Mais pour transformer la musique en plaisir, le cerveau a aussi besoin du système plus évolué de la cognition. «Pour que des sons deviennent de la musique, il faut garder les notes dans notre mémoire de travail et établir des liens. Aucune autre espèce n’utilise cette combinaison très développée entre la zone de réflexe et la zone frontale du cerveau. Je pense que la musique est un plaisir purement humain», poursuit le professeur.

D’ailleurs, Robert Zatorre a participé au cours de la dernière année à une étude internationale qui a évalué quelles activités étaient les plus bénéfiques pour le bien-être. Partout dans le monde des participants ont choisi des activités pour les aider à se sentir mieux pendant la pandémie.

«Sur 43 activités nommées, incluant l’exercice physique, la lecture ou la méditation, c’est la musique qui a le plus aidé à la diminution du stress, de l’anxiété et de la dépression. Même en connaissant les effets de la musique sur le cerveau, j’ai été surpris que la musique arrive en tête», signale-t-il. Un résultat qui montre la force de la musique.

Un puissant remède antistress

Pour Sonia Lupien, professeure au Département de psychiatrie et d’addictologie de l’Université de Montréal, l’effet puissant de la musique est lié à l’adaptation et à la survie de l’espèce. Si plusieurs théories tentent toujours d’expliquer ce lien, on sait que la musique agit sur deux hormones: l’ocytocine et le cortisol. Elle favorise la production d’ocytocine, hormone de l’attachement social, et diminue celle du cortisol, hormone associée au stress.

«Des recherches ont démontré que chanter dans une chorale réduisait les hormones du stress d’environ 20 %. Chanter seul les abaissait de 15 %. On peut donc imaginer que le lien social est responsable des 5 % additionnels», mentionne-t-elle.

Pour chanter, rappelle Sonia Lupien, on recourt à la respiration diaphragmatique, une respiration profonde analogue à celle qui s’utilise en yoga. Quand on chante, on active donc sans trop y penser le système parasympathique, qui aide à arrêter la réaction de stress dans le corps.

Écouter de la musique permet aussi de raccourcir la période de récupération après un stress. «On a observé des groupes soumis à un stress.

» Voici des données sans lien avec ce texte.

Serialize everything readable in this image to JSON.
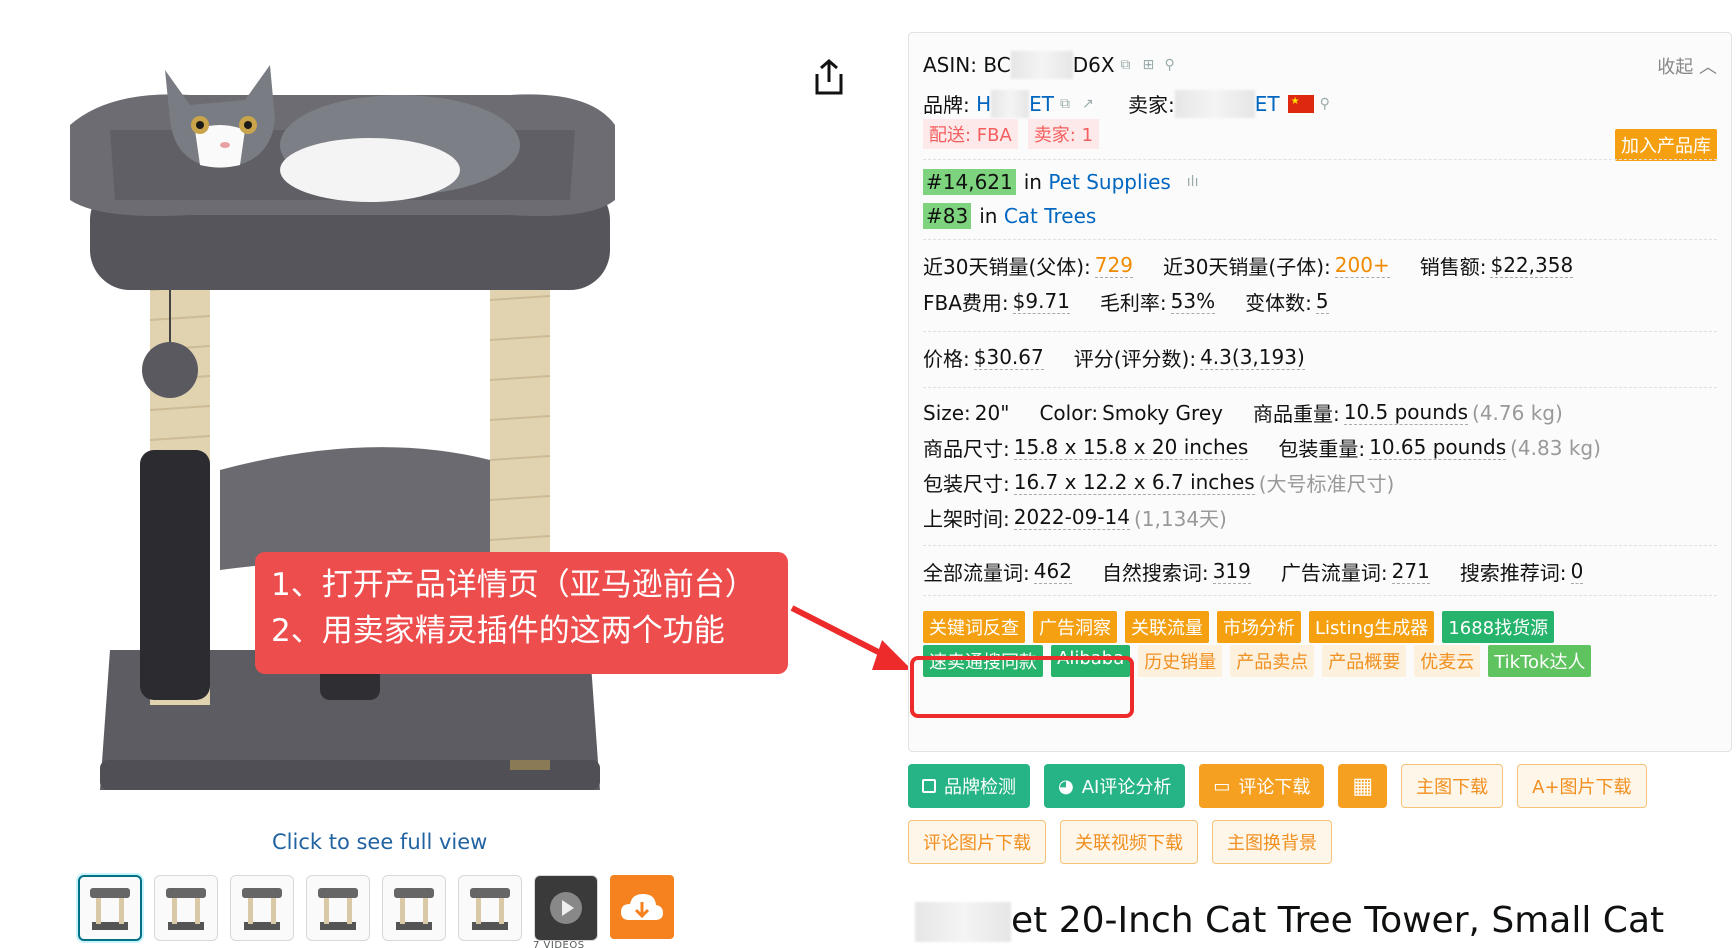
{
  "product": {
    "view_full": "Click to see full view",
    "video_count": "7 VIDEOS",
    "title_visible": "et 20-Inch Cat Tree Tower, Small Cat"
  },
  "thumbs": [
    "thumb-1",
    "thumb-2",
    "thumb-3",
    "thumb-4",
    "thumb-5",
    "thumb-6",
    "video"
  ],
  "callout": {
    "line1": "1、打开产品详情页（亚马逊前台）",
    "line2": "2、用卖家精灵插件的这两个功能"
  },
  "panel": {
    "collapse": "收起",
    "asin_label": "ASIN:",
    "asin_prefix": "BC",
    "asin_suffix": "D6X",
    "brand_label": "品牌:",
    "brand_prefix": "H",
    "brand_suffix": "ET",
    "seller_label": "卖家:",
    "seller_suffix": "ET",
    "delivery": "配送: FBA",
    "sellers": "卖家: 1",
    "add_library": "加入产品库",
    "rank1_badge": "#14,621",
    "rank1_in": "in",
    "rank1_cat": "Pet Supplies",
    "rank2_badge": "#83",
    "rank2_in": "in",
    "rank2_cat": "Cat Trees",
    "sales_parent_label": "近30天销量(父体):",
    "sales_parent": "729",
    "sales_child_label": "近30天销量(子体):",
    "sales_child": "200+",
    "revenue_label": "销售额:",
    "revenue": "$22,358",
    "fba_label": "FBA费用:",
    "fba": "$9.71",
    "margin_label": "毛利率:",
    "margin": "53%",
    "variants_label": "变体数:",
    "variants": "5",
    "price_label": "价格:",
    "price": "$30.67",
    "rating_label": "评分(评分数):",
    "rating": "4.3(3,193)",
    "size_label": "Size:",
    "size": "20\"",
    "color_label": "Color:",
    "color": "Smoky Grey",
    "weight_label": "商品重量:",
    "weight": "10.5 pounds",
    "weight_kg": "(4.76 kg)",
    "dims_label": "商品尺寸:",
    "dims": "15.8 x 15.8 x 20 inches",
    "pkg_weight_label": "包装重量:",
    "pkg_weight": "10.65 pounds",
    "pkg_weight_kg": "(4.83 kg)",
    "pkg_dims_label": "包装尺寸:",
    "pkg_dims": "16.7 x 12.2 x 6.7 inches",
    "pkg_dims_note": "(大号标准尺寸)",
    "listed_label": "上架时间:",
    "listed": "2022-09-14",
    "listed_days": "(1,134天)",
    "kw_all_label": "全部流量词:",
    "kw_all": "462",
    "kw_organic_label": "自然搜索词:",
    "kw_organic": "319",
    "kw_ads_label": "广告流量词:",
    "kw_ads": "271",
    "kw_rec_label": "搜索推荐词:",
    "kw_rec": "0"
  },
  "tools_row1": [
    {
      "label": "关键词反查",
      "style": "orange"
    },
    {
      "label": "广告洞察",
      "style": "orange"
    },
    {
      "label": "关联流量",
      "style": "orange"
    },
    {
      "label": "市场分析",
      "style": "orange"
    },
    {
      "label": "Listing生成器",
      "style": "orange"
    },
    {
      "label": "1688找货源",
      "style": "green"
    }
  ],
  "tools_row2": [
    {
      "label": "速卖通搜同款",
      "style": "green"
    },
    {
      "label": "Alibaba",
      "style": "green"
    },
    {
      "label": "历史销量",
      "style": "soft-orange"
    },
    {
      "label": "产品卖点",
      "style": "soft-orange"
    },
    {
      "label": "产品概要",
      "style": "soft-orange"
    },
    {
      "label": "优麦云",
      "style": "soft-orange"
    },
    {
      "label": "TikTok达人",
      "style": "lgreen"
    }
  ],
  "actions_row1": [
    {
      "label": "品牌检测",
      "icon": "square-icon",
      "style": "green"
    },
    {
      "label": "AI评论分析",
      "icon": "pie-icon",
      "style": "green"
    },
    {
      "label": "评论下载",
      "icon": "comment-icon",
      "style": "orange"
    },
    {
      "label": "",
      "icon": "calculator-icon",
      "style": "orange"
    },
    {
      "label": "主图下载",
      "icon": "",
      "style": "outline"
    },
    {
      "label": "A+图片下载",
      "icon": "",
      "style": "outline"
    }
  ],
  "actions_row2": [
    {
      "label": "评论图片下载",
      "style": "outline"
    },
    {
      "label": "关联视频下载",
      "style": "outline"
    },
    {
      "label": "主图换背景",
      "style": "outline"
    }
  ]
}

Dans le groupe qui écoutait de la musique, la récupération était plus rapide par rapport à celui qui n’avait pas entendu de musique. Il ne faut pas se priver de musique, de plus c’est gratuit!» indique la professeure.

Meilleure que du Tylenol

«La musique a un effet analgésique. Est-ce que cet effet se compare à celui des médicaments? C’est plus efficace que des analgésiques sans ordonnance comme l’aspirine ou le Tylenol», répond Mathieu Roy, professeur à l’Université McGill.

Les chercheurs ont mesuré l’effet analgésique de la musique en étudiant, en laboratoire, les niveaux de réponse à la douleur. «Par exemple, on a soumis des participants à une douleur qui s’apparente à tenir un gobelet de café chaud.» Les scientifiques ont ainsi évalué les réflexes de retrait en réponse à la douleur et le niveau de stress (en mesurant le taux de cortisol) pour voir si la musique diminuait ou non la perception de la douleur.

Résultat? À tout coup, l’écoute d’une musique appréciée par le participant réduisait sa perception de la douleur et sa réponse de stress.

«On voit que, lorsque les gens écoutent leur musique préférée, les effets sont plus forts qu’à l’écoute d’une musique non familière, note Mathieu Roy. D’ailleurs, dans une de nos études, on a demandé aux participants de nous indiquer s’ils ressentaient des frissons musicaux au cours de l’écoute. Et l’on a vu que l’effet analgésique était proportionnel à l’intensité de ces frissons.»

Comme quoi, en temps de pandémie comme à d’autres moments difficiles, notre liste de lecture ou nos disques favoris peuvent agir comme un baume à ne pas négliger.